If anything is going to beat these ideas for business it's going to be bad PR. Eventually, I hope, a realization will come that less of a bean-counting quarter-by-quarter strategy and more of a long-term planning-for-the-future strategy is the best way to go. This may vary from business to business - the RyanAir strategy seems to be working, for the moment, but I for one have shifted BACK to British Airways.

All positive actions by larger companies should be publicized and praised. Customers should, please, stop focusing just on price. Surely in the end people will realize that TalkTalk can only sell at the price it charges because it is shit?

I'd also like to see less outsourcing where the outsourced deal with your customers. I think that this is the worst mistake of all, because as soon as you do that the retail customer is not the real customer of the person they deal with - the "real" customer is the outsourcer.

And I think that there is a place for legislation -- an end to any contract that runs for more than 12 months. No signing people up for cheap and then locking them in for 18 months or 24 months. Always make it so that the "end of the relationship" is an imminent threat if you really screw up the way you deal with the customer.

Can the little people win? I really think that they can, but only by fighting on new terms -- those are, using social media to ridicule the farcicality of bureacuracy, and trying to make stuff that shows them up "go viral". This, I hope, will eventually hit their bottom line and will also get institutional investors to question the strategy. When that is done, we should see a change.

PJ

Date: 2012-08-14 10:56 pm (UTC)
From: [identity profile] slowjoe.livejournal.com
We are agreed on your idea - that or exit clauses.

However the "outsourcer-outsourcee" cognitive dissonance is most unlikely to be resolved in the good old UK because that is the model of the <hawk, spit> NHS. It is politically "brave" to be seen to be attacking the NHS, which is ultimately, the Government outsourcing healthcare to the NHS.

Personally, I think that there's a head of pressure building - the political class is on the wrong side of most arguments (immigration, budget deficit, QE, Europe, the financial crisis, the bailouts, low level criminality) and the three large parties don't actually offer any significant vehicle to express these problems. Actually, rather than a head of pressure - which would suggest the political system was being pushed, a better metaphor is a tinder box.
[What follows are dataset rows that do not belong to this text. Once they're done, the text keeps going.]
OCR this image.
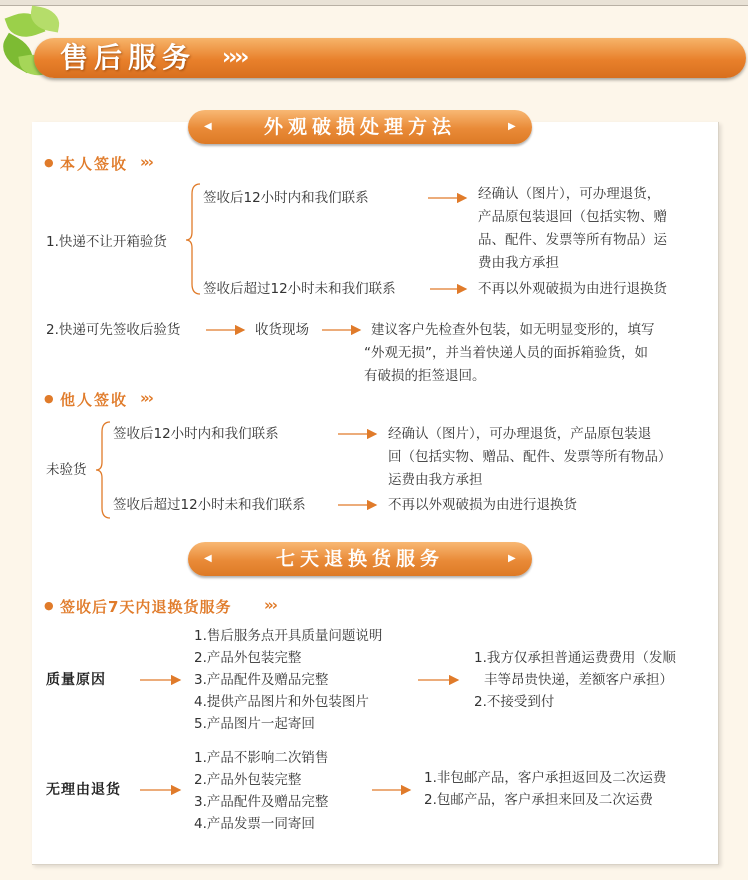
售后服务 ››››
◀	▶
外观破损处理方法
● 本人签收 »›
1.快递不让开箱验货
签收后12小时内和我们联系	经确认（图片），可办理退货，
产品原包装退回（包括实物、赠
品、配件、发票等所有物品）运
费由我方承担
签收后超过12小时未和我们联系	不再以外观破损为由进行退换货
2.快递可先签收后验货	收货现场	建议客户先检查外包装，如无明显变形的，填写
“外观无损”，并当着快递人员的面拆箱验货，如
有破损的拒签退回。
● 他人签收 »›
未验货
签收后12小时内和我们联系	经确认（图片），可办理退货，产品原包装退
回（包括实物、赠品、配件、发票等所有物品）
运费由我方承担
签收后超过12小时未和我们联系	不再以外观破损为由进行退换货
◀	▶
七天退换货服务
● 签收后7天内退换货服务 »›
质量原因
1.售后服务点开具质量问题说明
2.产品外包装完整
3.产品配件及赠品完整
4.提供产品图片和外包装图片
5.产品图片一起寄回
1.我方仅承担普通运费费用（发顺
丰等昂贵快递，差额客户承担）
2.不接受到付
无理由退货
1.产品不影响二次销售
2.产品外包装完整
3.产品配件及赠品完整
4.产品发票一同寄回
1.非包邮产品，客户承担返回及二次运费
2.包邮产品，客户承担来回及二次运费
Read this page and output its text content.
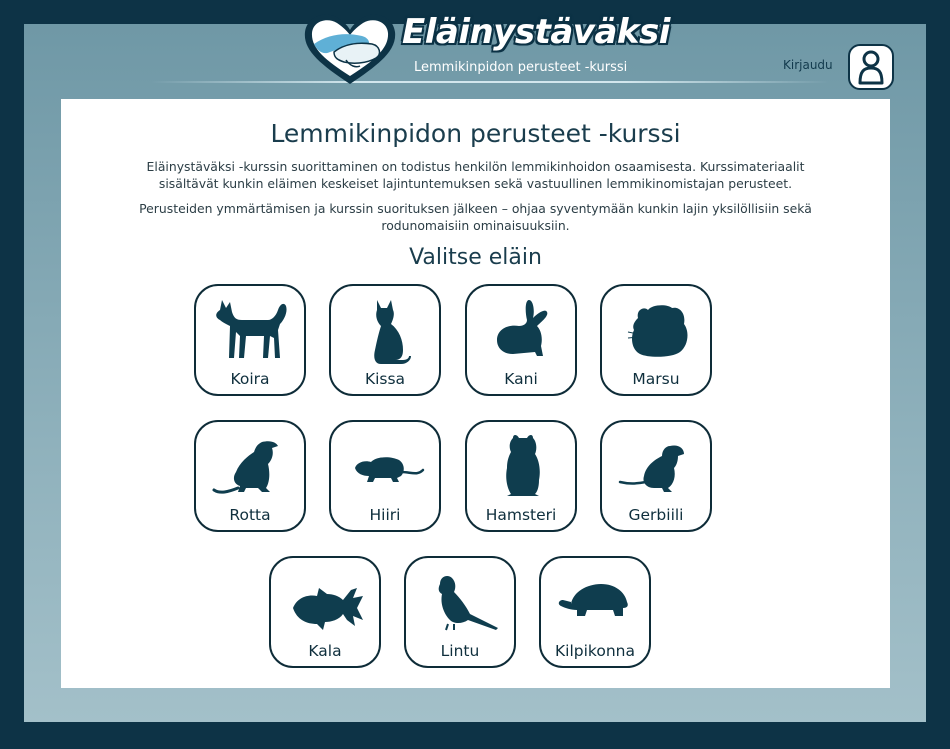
Eläinystäväksi
Lemmikinpidon perusteet -kurssi	Kirjaudu
Lemmikinpidon perusteet -kurssi

Eläinystäväksi -kurssin suorittaminen on todistus henkilön lemmikinhoidon osaamisesta. Kurssimateriaalit sisältävät kunkin eläimen keskeiset lajintuntemuksen sekä vastuullinen lemmikinomistajan perusteet.

Perusteiden ymmärtämisen ja kurssin suorituksen jälkeen – ohjaa syventymään kunkin lajin yksilöllisiin sekä rodunomaisiin ominaisuuksiin.

Valitse eläin
Koira	Kissa	Kani	Marsu
Rotta	Hiiri	Hamsteri	Gerbiili
Kala	Lintu	Kilpikonna
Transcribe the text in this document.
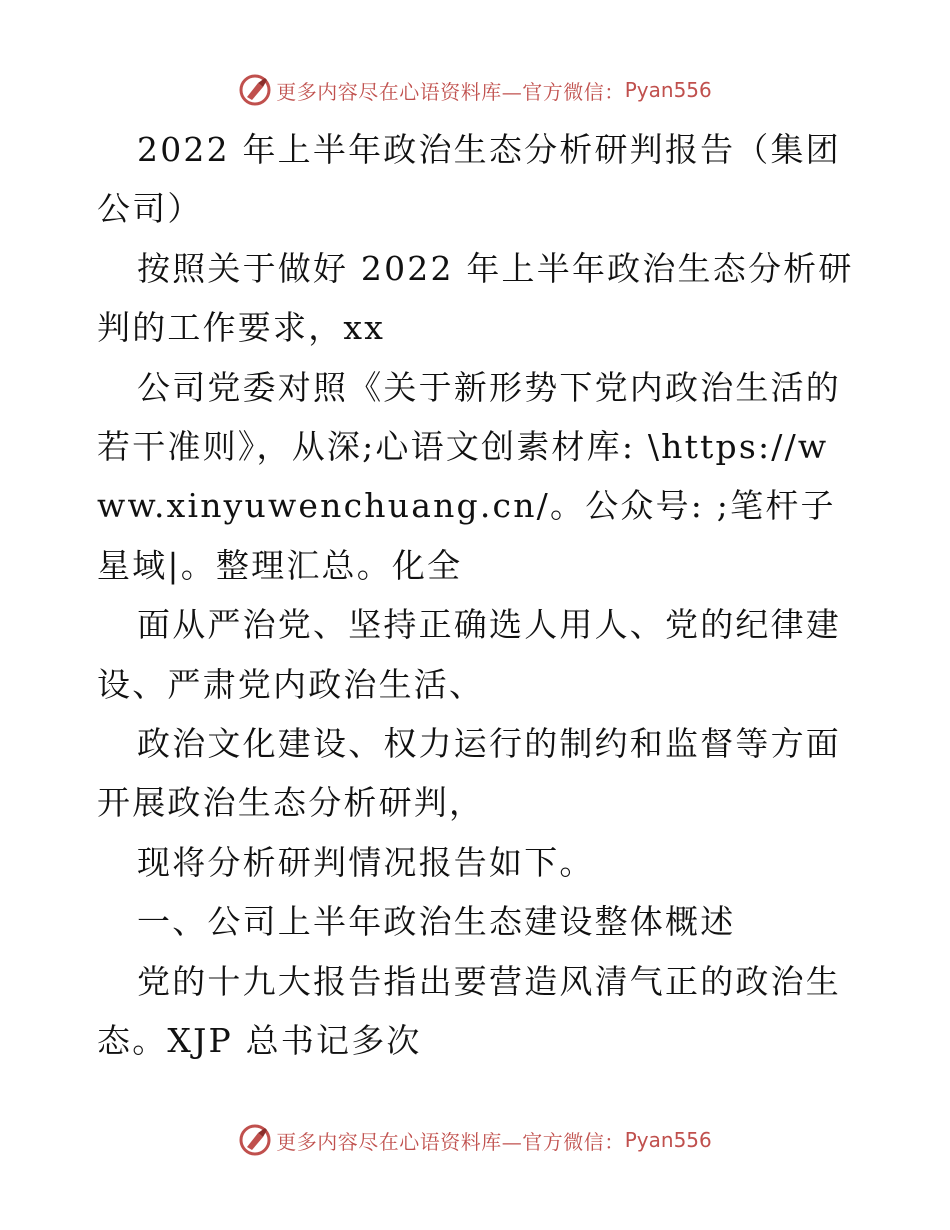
更多内容尽在心语资料库—官方微信： Pyan556

2022 年上半年政治生态分析研判报告（集团公司）

按照关于做好 2022 年上半年政治生态分析研判的工作要求，xx

公司党委对照《关于新形势下党内政治生活的若干准则》，从深;心语文创素材库: \https://www.xinyuwenchuang.cn/。公众号: ;笔杆子星域|。整理汇总。化全

面从严治党、坚持正确选人用人、党的纪律建设、严肃党内政治生活、

政治文化建设、权力运行的制约和监督等方面开展政治生态分析研判，

现将分析研判情况报告如下。

一、公司上半年政治生态建设整体概述

党的十九大报告指出要营造风清气正的政治生态。XJP 总书记多次

更多内容尽在心语资料库—官方微信： Pyan556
One spark (and we've had two in the last decade, the fuel blockades and the riots) and the system will again face a predictable crisis.
Edited Date: 2012-08-15 03:11 pm (UTC)

Date: 2012-08-24 12:38 am (UTC)
From: (Anonymous)
Here in Liverpool I am somewhat worried by the termination of Virgin trains in favour of First Group (?) Virgin has improved the service greatly, cut journey times by a third and has always had great customer service. Seemingly investing in the future, is a dangerous game. It would appear they (the gov't) are selling to the highest bidder.

Ben
Liverpool

Date: 2012-08-24 08:02 pm (UTC)
From: [identity profile] peterbirks.livejournal.com
I'm no lover of Virgin anything, but many people seem genuinely sad that Virgin has lost that train route. However, I think that your interpretation is correct. Just punt the lowest price. Not sure what one can say or do about that kind of thing.

PJ

Date: 2012-08-26 12:11 am (UTC)
From: (Anonymous)
I think the problem is many people cannot see how the service will be improved. we have had a company that invested in new rolling stock. The new one intends to limit catering by only using trolley sevices.
As you say ". Not sure what one can say or do about that kind of thing."

I think that is a problem.
How can we the consumers make a difference when we can see that the powers that be continually make such poor decisions at a local level.